«Ce spectacle est un roadtrip dans ma tête !»

«Ce spectacle est un roadtrip dans ma tête !»

L’humoriste montera sur scène sans l’autre Grande Gueule pour présenter son premier one man show Seul comme un grand, à la salle Richard-Sauvageau à La Prairie, le 22 janvier, dès 20h. Le Reflet a discuté avec lui de son plongeon dans l’humour solo et de ses nombreux autres projets.

1. Le titre Seul comme un grand fait-t-il seulement référence à l’absence sur scène de votre complice José Gaudet?

«Pas seulement à cela. Effectivement, pour la première fois de ma carrière, je vais pouvoir faire une phrase complète! C’est un coup de chapeau à ce que j’ai fait avec les Grandes Gueules. C’est aussi en lien avec mon spectacle où je raconte l’histoire de mes 44 années de vie. J’ai enlevé les bouts plates et il m’est resté deux heures de matériel! Je parle des moments où je me suis retrouvé seul, comme lorsque je suis parti pour l’armée à 17 ans ou lorsque mon père est décédé quand j’avais 19 ans.»

2. Quel est le mot qui décrirait le mieux votre spectacle?

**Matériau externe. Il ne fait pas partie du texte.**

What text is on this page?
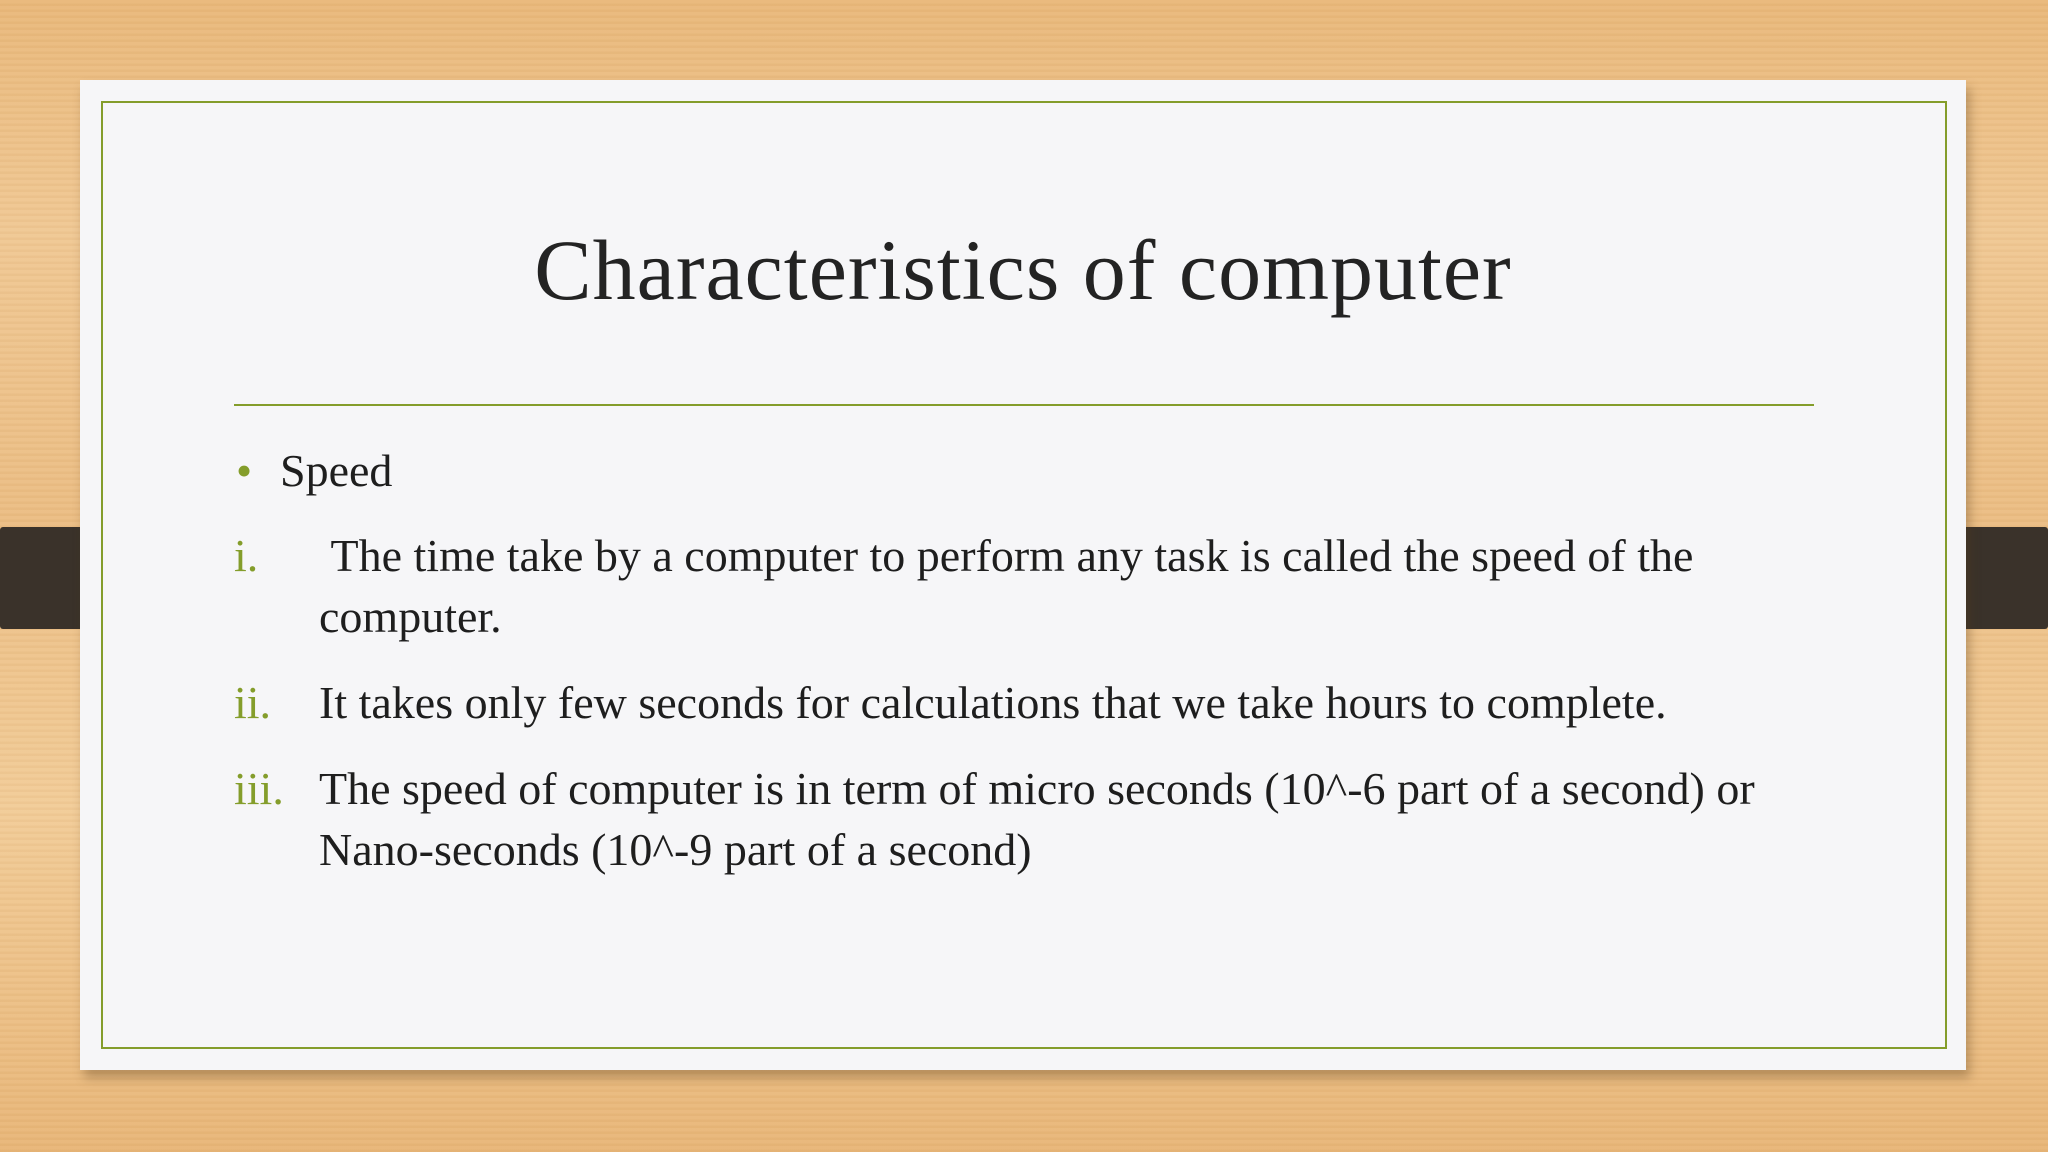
Characteristics of computer
• Speed
i. The time take by a computer to perform any task is called the speed of the computer.
ii. It takes only few seconds for calculations that we take hours to complete.
iii. The speed of computer is in term of micro seconds (10^-6 part of a second) or Nano-seconds (10^-9 part of a second)
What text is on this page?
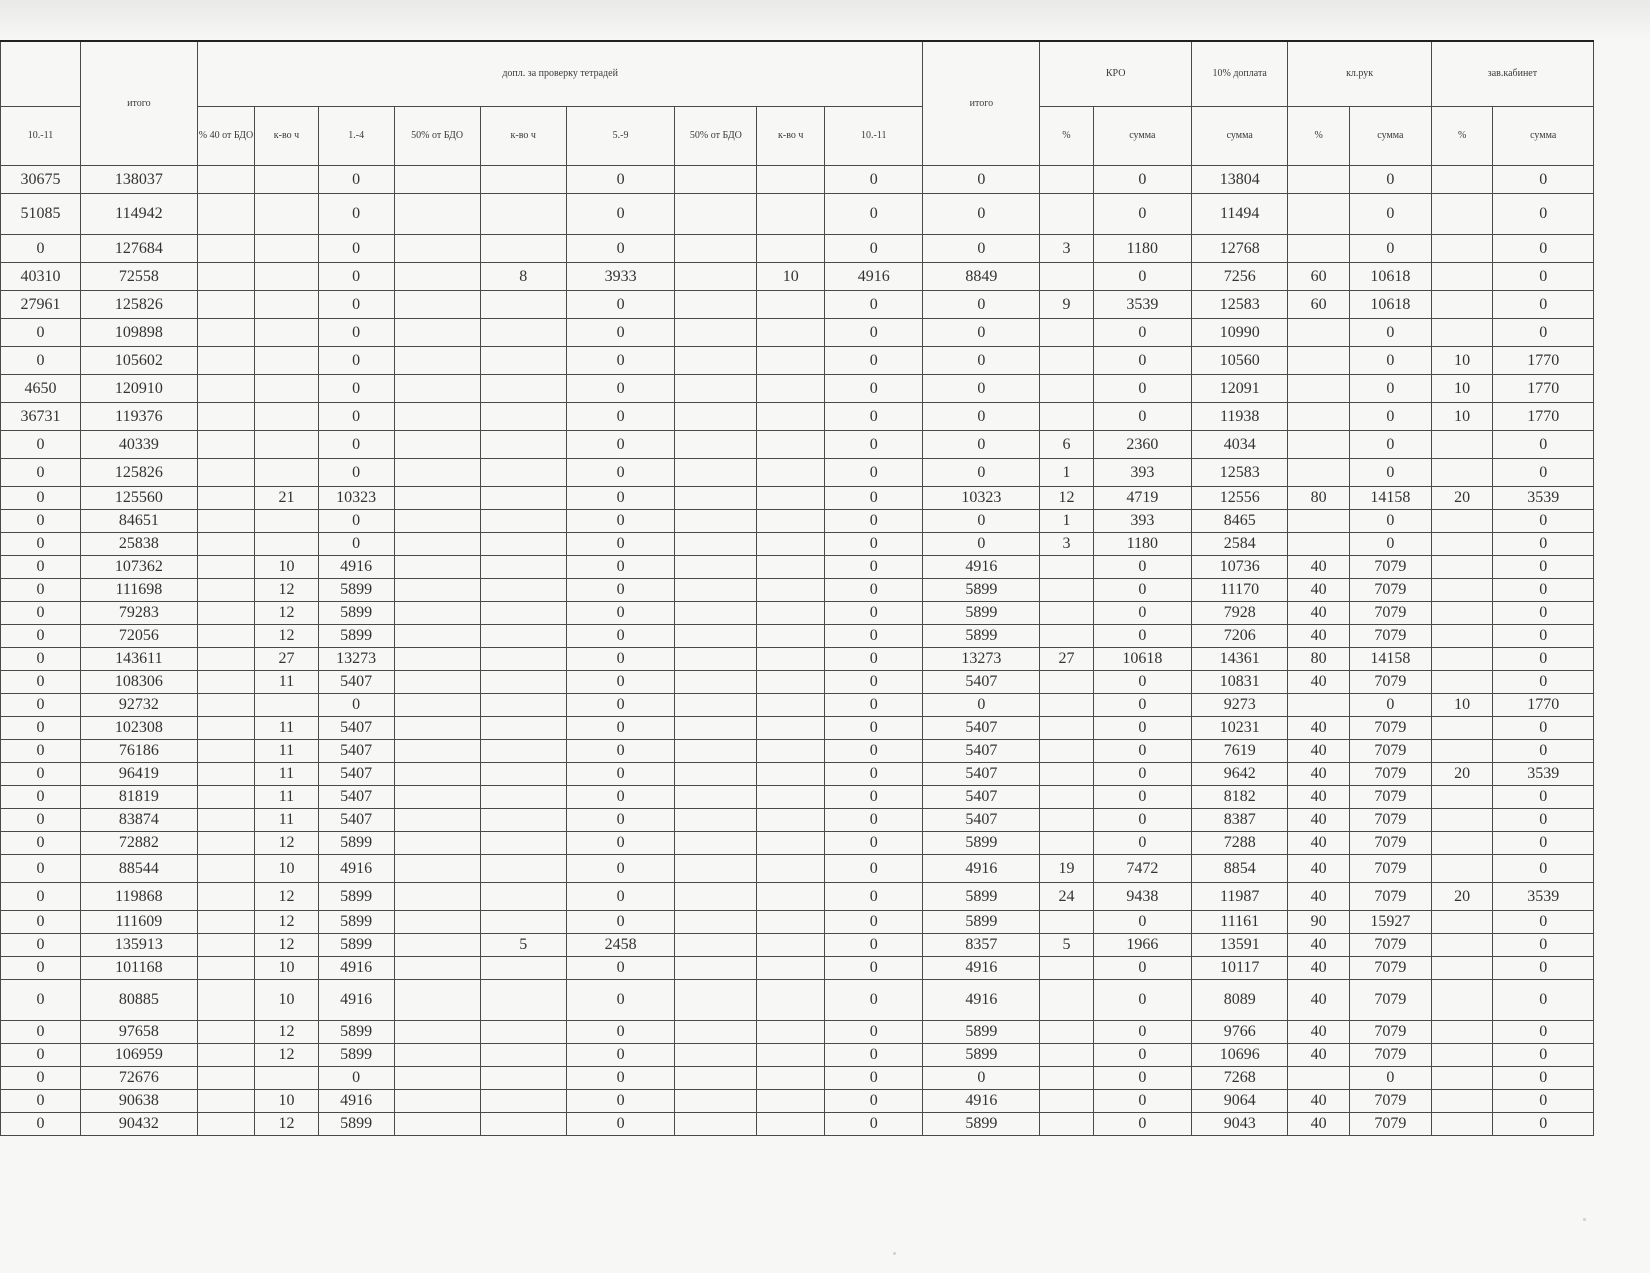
	итого	допл. за проверку тетрадей									итого	КРО		10% доплата	кл.рук		зав.кабинет	
10.-11		% 40 от БДО	к-во ч	1.-4	50% от БДО	к-во ч	5.-9	50% от БДО	к-во ч	10.-11		%	сумма	сумма	%	сумма	%	сумма
30675	138037			0			0			0	0		0	13804		0		0
51085	114942			0			0			0	0		0	11494		0		0
0	127684			0			0			0	0	3	1180	12768		0		0
40310	72558			0		8	3933		10	4916	8849		0	7256	60	10618		0
27961	125826			0			0			0	0	9	3539	12583	60	10618		0
0	109898			0			0			0	0		0	10990		0		0
0	105602			0			0			0	0		0	10560		0	10	1770
4650	120910			0			0			0	0		0	12091		0	10	1770
36731	119376			0			0			0	0		0	11938		0	10	1770
0	40339			0			0			0	0	6	2360	4034		0		0
0	125826			0			0			0	0	1	393	12583		0		0
0	125560		21	10323			0			0	10323	12	4719	12556	80	14158	20	3539
0	84651			0			0			0	0	1	393	8465		0		0
0	25838			0			0			0	0	3	1180	2584		0		0
0	107362		10	4916			0			0	4916		0	10736	40	7079		0
0	111698		12	5899			0			0	5899		0	11170	40	7079		0
0	79283		12	5899			0			0	5899		0	7928	40	7079		0
0	72056		12	5899			0			0	5899		0	7206	40	7079		0
0	143611		27	13273			0			0	13273	27	10618	14361	80	14158		0
0	108306		11	5407			0			0	5407		0	10831	40	7079		0
0	92732			0			0			0	0		0	9273		0	10	1770
0	102308		11	5407			0			0	5407		0	10231	40	7079		0
0	76186		11	5407			0			0	5407		0	7619	40	7079		0
0	96419		11	5407			0			0	5407		0	9642	40	7079	20	3539
0	81819		11	5407			0			0	5407		0	8182	40	7079		0
0	83874		11	5407			0			0	5407		0	8387	40	7079		0
0	72882		12	5899			0			0	5899		0	7288	40	7079		0
0	88544		10	4916			0			0	4916	19	7472	8854	40	7079		0
0	119868		12	5899			0			0	5899	24	9438	11987	40	7079	20	3539
0	111609		12	5899			0			0	5899		0	11161	90	15927		0
0	135913		12	5899		5	2458			0	8357	5	1966	13591	40	7079		0
0	101168		10	4916			0			0	4916		0	10117	40	7079		0
0	80885		10	4916			0			0	4916		0	8089	40	7079		0
0	97658		12	5899			0			0	5899		0	9766	40	7079		0
0	106959		12	5899			0			0	5899		0	10696	40	7079		0
0	72676			0			0			0	0		0	7268		0		0
0	90638		10	4916			0			0	4916		0	9064	40	7079		0
0	90432		12	5899			0			0	5899		0	9043	40	7079		0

«Surprenant. Ce spectacle est un roadtrip dans ma tête! Je suis loin du stand-up traditionnel. Je me définis avant tout comme un entertainer parce que j’aime toucher à un paquet d’affaires. Je suis aussi hyperactif, alors je n’ai pas lésiné les efforts pour en faire un vrai show de divertissement. Quand je rencontre les gens, ils me disent qu’ils ne savaient pas à quoi s’attendre.»

3. Aviez-vous déjà une idée de ce que vous vouliez dans votre spectacle solo?

«Je savais ce que je voulais, mais je savais surtout ce que je ne voulais pas. Je ne peux pas faire du Mike Ward, je ne peux pas faire du André Sauvé. Il y a déjà de très bons spectacles d’humour à l’affiche, alors le seul moyen d’être original, c’est de faire du Mario Tessier. Mon histoire est plutôt banale, mais la façon de la raconter et les gens qui l’ont meublée la rendent intéressante.»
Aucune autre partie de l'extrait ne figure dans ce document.